与农村空巢化问题相伴随的还有人力资源缺失的问题。由于具备劳动能力的族人都已远走他乡,朝鲜族社区因此也出现了极为严重的发展危机。单从经济收入方面来衡量,在异国淘金的朝鲜族人在当地社区毫无疑问地属于“土豪”阶层,赴韩打工的朝鲜族人每个月赚着数倍于本地的薪水。但是经济收入却并未能为朝鲜族社区做出其他贡献,甚至付出的代价更加惨重。劳动力的流失,使得族人的农业、手工业就此荒废,公共建设也趋于衰落,大量的老人、儿童无人照看。即使是共同赴韩务工的夫妻也很难像希望中的那样同进同出,分处异地、牛郎织女式的夫妻比比皆是。村民的外出也间接地导致了朝鲜族传统的家庭结构趋于解体,层出不穷的社会问题就此显露出来。

朝鲜族人的大规模出走,还带来了民族文化的遗失。例如朝鲜族是一个有着丰富节日的民族,原本也十分注重节日的欢庆,不同的节日也都会有特色各异的庆祝仪式。但随着人口的流失,节日更多地成为了一个虚幻的文化符号。

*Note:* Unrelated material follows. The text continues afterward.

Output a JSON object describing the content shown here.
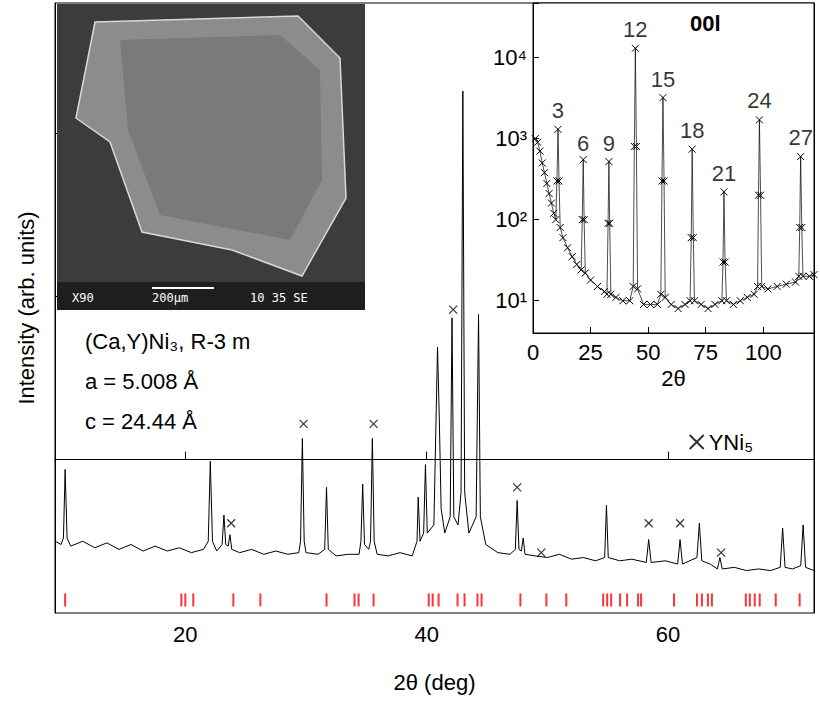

如今,即使是在他们最重要的节日——老人节,村里的老人们也不过是聚在一起吃个饭、唱会儿歌,往昔的节日盛典早已不再,而与之相伴随的民族文化则由于文化继承者的缺场也在渐渐消失……朝鲜族人的倾巢性外出务工使得他们无法在节庆之时欢聚一堂,他们的子辈、孙辈即使尚未出国但也已离乡,也正在汉族社会中接收着新的教育,传统的文化习俗已然失去了继承者,而那些优雅的民族礼仪、欢快的民族歌舞、悠远的民族记忆也在朝鲜族孩子的头脑中悄然退场。

朝鲜族人去韩打工,我们很难将其定性为“对”或者“错”。从本质上讲,朝鲜族的外迁行为终究还是一种城市化进程所导致的结果,只是鉴于多种原因,这种乡村人口向城市流动的行为最后演绎成了一场跨国性的人口流动。但当前所面对的问题是,这场跨国性的人口流动所导致的传统家庭结构的解体,民族村落终结的风险,空巢化、老龄化交织下民俗文化的断裂等一系列问题,都从根本上反映了朝鲜族这个民族所面临的危机。